Concerning temple architecture, Chandragiri Hill in the north is more important, showing the Southern-style temples along with a graceful Mana-stambha. The site is 50km south of Hassan.

** See Chapter 4 for details of Jaina Cave Temples at Ellora.


Panchakuta Basti

This temple is interesting in its composition consisting of five (panch) shrines, from which the name Panchakuta Basti is derived. When going through the main gate, one encounters two shrines facing each other, behind which the other three emerge sharing a central Mandapa. Each shrine has a very similar external appearance in the Southern-style, with each enshrining its own statue of a Tirthankara.
There is one more shrine before the main gate, the Shantinatha Temple, which retains a group of delicately carved sculptures on the ceiling. Kambadahalli can be visited together with Shravanabelgola in a one-day trip of 140 km from Hassan.

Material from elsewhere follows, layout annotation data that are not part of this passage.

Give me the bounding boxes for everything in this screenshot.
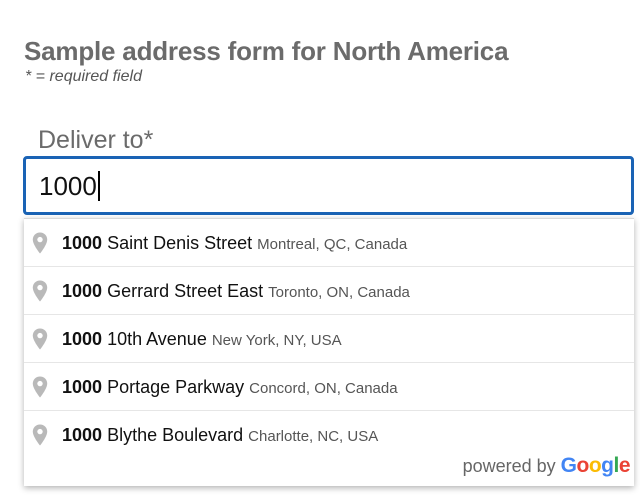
suggestion-number: 1000	[62, 233, 103, 253]
deliver-to-input-text[interactable]: 1000	[39, 171, 100, 202]
google-logo-letter: o	[576, 454, 589, 477]
required-field-note: * = required field	[25, 68, 142, 85]
suggestion-item[interactable]: 1000 Blythe Boulevard Charlotte, NC, USA	[24, 411, 634, 458]
suggestion-number: 1000	[62, 425, 103, 445]
google-logo-letter: e	[618, 454, 631, 477]
suggestion-item[interactable]: 1000 Gerrard Street East Toronto, ON, Ca…	[24, 267, 634, 315]
suggestion-secondary: Montreal, QC, Canada	[257, 236, 408, 253]
google-logo-letter: o	[588, 454, 602, 477]
map-pin-icon	[32, 424, 48, 446]
deliver-to-field[interactable]: 1000	[23, 156, 634, 215]
suggestion-secondary: Toronto, ON, Canada	[268, 284, 410, 301]
suggestion-street: Blythe Boulevard	[107, 425, 244, 445]
suggestion-number: 1000	[62, 281, 103, 301]
suggestion-text: 1000 Saint Denis Street Montreal, QC, Ca…	[62, 233, 407, 254]
suggestion-text: 1000 Portage Parkway Concord, ON, Canada	[62, 377, 398, 398]
suggestion-secondary: New York, NY, USA	[211, 332, 342, 349]
text-caret	[97, 171, 100, 201]
suggestion-item[interactable]: 1000 Saint Denis Street Montreal, QC, Ca…	[24, 219, 634, 267]
powered-by-google-attribution: powered by Google	[462, 454, 631, 478]
suggestion-number: 1000	[62, 377, 103, 397]
deliver-to-label: Deliver to*	[38, 126, 154, 154]
suggestion-number: 1000	[62, 329, 103, 349]
suggestion-secondary: Charlotte, NC, USA	[248, 428, 379, 445]
suggestion-secondary: Concord, ON, Canada	[249, 380, 398, 397]
map-pin-icon	[32, 232, 48, 254]
suggestion-text: 1000 Blythe Boulevard Charlotte, NC, USA	[62, 425, 378, 446]
suggestion-street: Portage Parkway	[107, 377, 245, 397]
deliver-to-input-value[interactable]: 1000	[39, 171, 97, 201]
google-logo-letter: G	[560, 454, 577, 477]
suggestion-street: Gerrard Street East	[107, 281, 264, 301]
suggestion-text: 1000 Gerrard Street East Toronto, ON, Ca…	[62, 281, 410, 302]
map-pin-icon	[32, 280, 48, 302]
suggestion-street: Saint Denis Street	[107, 233, 253, 253]
map-pin-icon	[32, 328, 48, 350]
google-logo: Google	[560, 454, 631, 477]
map-pin-icon	[32, 376, 48, 398]
google-logo-letter: g	[601, 454, 614, 477]
suggestion-item[interactable]: 1000 10th Avenue New York, NY, USA	[24, 315, 634, 363]
powered-by-text: powered by	[462, 456, 556, 476]
suggestion-street: 10th Avenue	[107, 329, 207, 349]
page-title: Sample address form for North America	[24, 36, 509, 66]
suggestion-item[interactable]: 1000 Portage Parkway Concord, ON, Canada	[24, 363, 634, 411]
autocomplete-dropdown: 1000 Saint Denis Street Montreal, QC, Ca…	[24, 218, 634, 486]
suggestion-text: 1000 10th Avenue New York, NY, USA	[62, 329, 342, 350]
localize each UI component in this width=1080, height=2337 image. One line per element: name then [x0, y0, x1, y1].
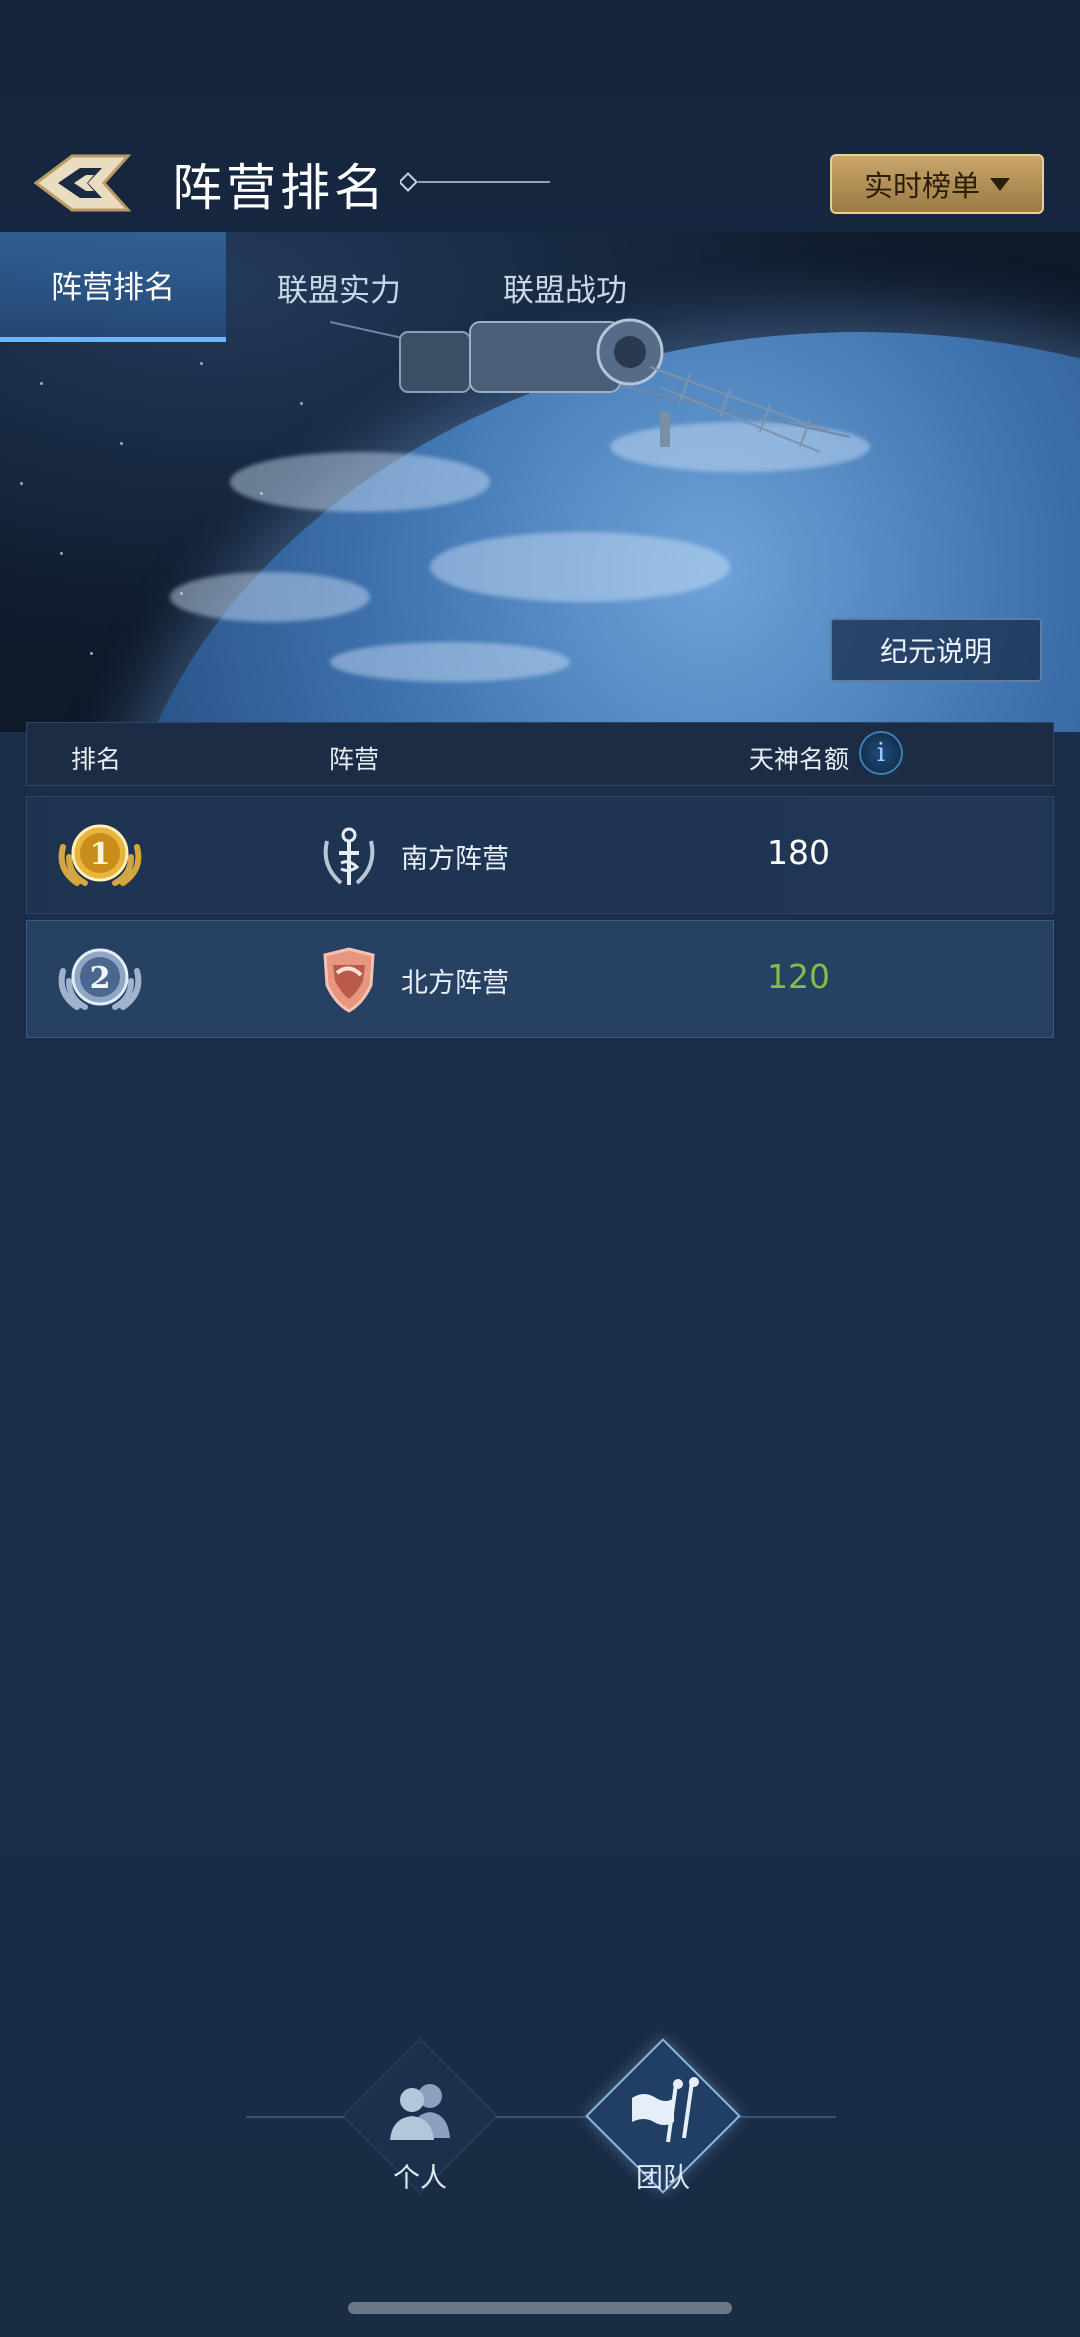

VARDHAMANA BASTI *, (+G) since 12c.

Vardhamana Basti

Kanchipuram (often abbreviated as ‘Kanchi’), 70km southwest of Chennai (formerly Madras), is well known as an ancient city with abundant Hindu temples. Across the river in the village of Tiruparuttikunram, also referred to as Jina-Kanchi, there is a Jaina temple that retains a series of brightly colored ceiling paintings from the 17th century at its open Mandapa. They depict various scenes from the stories of the Tirthankaras.


Vardamana Basti

Jain temples, caves, and statues of Tirthankaras lie scattered around a rocky hill in the tranquil village of Tirumalai. Beyond a Gopra (temple gateway) there are two temples, which are rare examples of the Dravidian Style for Jain temples. Wall paintings also remain in the caves behind them.
Tirumalai sits 15km from Polur, which is between Vellore and Tiruvannamalai, but few people know of it.

CAVE TEMPLE *, 7- 9c.

Jaina cave temple

This is a small cave temple with a statue of Tirthankara, but it is the ancient ceiling paintings that make this place quite notable, though surface flaking has regrettably done a fair amount of damage. The style of the paintings resembles that of Ajanta’s wall paintings. They depict Apsarases (celestial nymphs), fish, birds, lotus ponds, etc., as if to present the whole cave as a Jain Paradise.
Sittannavasal means the dwelling of a Siddha (enlightened ascetic). It is 15km from Pudukkottai, forming a one-day trip together with Narttamalai.


Jaina rock statues

On the top of a rocky mountain, there is an uncompleted rock-carved Hindu temple with numerous Jaina reliefs of Tirthankaras on the rock surface a short distance from it. It is a peaceful sight of different religions coexisting on friendly terms without destroying each other. Kalugumalai is nearly 60km north of Tirunelveli, in the verdant rural landscape characteristic to South India.